Глебов как истинный военный критикует некоторую безалаберность Толстого и его своенравие, не представляя, в какие литературные шедевры выльется этот "произвол" писателя. Важно не забывать также, что Толстой сам решил поехать в Севастополь и сам дважды подавал рапорт о переводе в крымскую армию, хотя мог бы это время "пересидеть" на Кавказе, где было безопаснее.


Толстой любил грубоватый солдатский юмор. В черновиках у него есть немало набросков солдатских разговоров. С сочувствующим юмором описано ухаживание солдат за "прекрасной докторшей" в "Войне и мире". "Ложка была только одна, сахару было больше всего, но размешивать его не успевали, и потому было решено, что она будет поочередно мешать сахар каждому. Ростов, получив свой стакан и подлив в него рому, попросил Марью Генриховну размешать.

Да ведь вы без сахара? - сказала она, всё улыбаясь, как будто всё, чтό ни говорила она и всё, чтό ни говорили другие, было очень смешно и имело еще другое значение.

Да мне не сахар, мне только чтоб вы помешали своею ручкой.

Марья Генриховна согласилась и стала искать ложку, которую уже захватил кто-то.

Вы пальчиком, Марья Генриховна, - сказал Ростов, - еще приятнее будет.

Горячо! - сказала Марья Генриховна, краснея от удовольствия.

Ильин взял ведро с водой и, капнув туда рому, пришел к Марье Генриховне, прося помешать пальчиком.

Это моя чашка, - говорил он. - Только вложите пальчик, всё выпью".

Толстой, сам служивший, хорошо знал этот особый солдатский смех, усиливающийся перед лицом опасности, - смех, который может в любую минуту стать последним.

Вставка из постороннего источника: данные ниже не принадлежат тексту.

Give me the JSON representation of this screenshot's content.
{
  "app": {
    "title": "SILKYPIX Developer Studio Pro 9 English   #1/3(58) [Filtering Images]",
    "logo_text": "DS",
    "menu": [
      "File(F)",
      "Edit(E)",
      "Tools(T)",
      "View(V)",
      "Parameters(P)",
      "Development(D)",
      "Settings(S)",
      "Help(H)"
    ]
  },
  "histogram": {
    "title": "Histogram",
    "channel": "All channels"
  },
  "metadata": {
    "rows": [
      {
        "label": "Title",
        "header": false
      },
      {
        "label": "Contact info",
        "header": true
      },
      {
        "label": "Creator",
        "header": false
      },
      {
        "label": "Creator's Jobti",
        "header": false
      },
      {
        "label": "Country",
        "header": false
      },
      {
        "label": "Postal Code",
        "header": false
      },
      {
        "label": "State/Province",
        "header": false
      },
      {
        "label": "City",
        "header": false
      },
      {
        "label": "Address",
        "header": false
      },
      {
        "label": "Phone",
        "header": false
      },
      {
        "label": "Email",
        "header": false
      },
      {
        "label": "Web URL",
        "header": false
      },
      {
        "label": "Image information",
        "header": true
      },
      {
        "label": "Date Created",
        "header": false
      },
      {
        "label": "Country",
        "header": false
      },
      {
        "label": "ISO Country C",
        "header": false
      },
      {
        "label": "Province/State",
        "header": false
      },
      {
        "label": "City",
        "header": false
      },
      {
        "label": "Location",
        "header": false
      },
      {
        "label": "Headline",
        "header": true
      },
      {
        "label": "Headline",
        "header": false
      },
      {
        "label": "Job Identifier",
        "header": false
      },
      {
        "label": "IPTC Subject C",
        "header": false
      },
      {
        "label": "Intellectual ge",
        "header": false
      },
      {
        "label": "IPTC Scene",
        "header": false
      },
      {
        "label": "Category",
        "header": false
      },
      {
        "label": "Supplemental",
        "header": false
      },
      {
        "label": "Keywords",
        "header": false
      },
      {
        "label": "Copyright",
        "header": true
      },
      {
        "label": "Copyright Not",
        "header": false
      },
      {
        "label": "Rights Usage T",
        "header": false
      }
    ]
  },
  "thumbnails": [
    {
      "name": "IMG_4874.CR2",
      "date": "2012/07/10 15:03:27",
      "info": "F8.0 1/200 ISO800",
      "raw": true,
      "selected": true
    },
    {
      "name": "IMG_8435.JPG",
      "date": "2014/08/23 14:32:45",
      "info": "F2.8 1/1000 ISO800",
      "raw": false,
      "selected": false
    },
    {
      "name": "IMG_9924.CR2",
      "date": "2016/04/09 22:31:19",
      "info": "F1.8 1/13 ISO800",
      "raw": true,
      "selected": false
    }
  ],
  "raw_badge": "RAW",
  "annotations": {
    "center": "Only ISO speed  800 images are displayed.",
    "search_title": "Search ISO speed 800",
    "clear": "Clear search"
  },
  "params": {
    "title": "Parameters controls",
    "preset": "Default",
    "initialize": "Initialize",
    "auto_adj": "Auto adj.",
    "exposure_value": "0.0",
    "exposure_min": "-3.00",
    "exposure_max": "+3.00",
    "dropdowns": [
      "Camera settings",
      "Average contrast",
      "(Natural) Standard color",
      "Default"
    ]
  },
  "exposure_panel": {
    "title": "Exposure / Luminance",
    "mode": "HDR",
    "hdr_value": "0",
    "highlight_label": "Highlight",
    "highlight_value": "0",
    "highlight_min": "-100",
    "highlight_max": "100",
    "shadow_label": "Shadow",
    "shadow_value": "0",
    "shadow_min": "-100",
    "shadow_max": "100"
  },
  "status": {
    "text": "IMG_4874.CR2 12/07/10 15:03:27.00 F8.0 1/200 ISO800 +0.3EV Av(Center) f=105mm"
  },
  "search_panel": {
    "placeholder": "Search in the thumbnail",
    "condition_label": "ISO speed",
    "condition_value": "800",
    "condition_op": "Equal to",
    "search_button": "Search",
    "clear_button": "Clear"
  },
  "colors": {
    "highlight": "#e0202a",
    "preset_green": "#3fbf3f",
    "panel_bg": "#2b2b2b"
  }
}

Изучая жизнь и творчество Толстого, становится очевидно, что он при всем его морализаторстве и призыве к непротивлению злу силой и умеренной жизни, любил бесшабашных, отчаянных, храбрых людей. В "Казаках" старый Ерошка - человек с бурным, полным риска и молодечества прошлым так наставляет в своей обаятельной непосредственной манере молодого Оленина, пишущего письмо:

"- Что кляузы писать? Гуляй лучше, будь молодец!

О писании в его голове не умещалось другого понятия, кроме как о вредной кляузе. Оленин расхохотался. Ерошка тоже. Он вскочил с пола и принялся показывать свое искусство в игре на балалайке и петь татарские песни".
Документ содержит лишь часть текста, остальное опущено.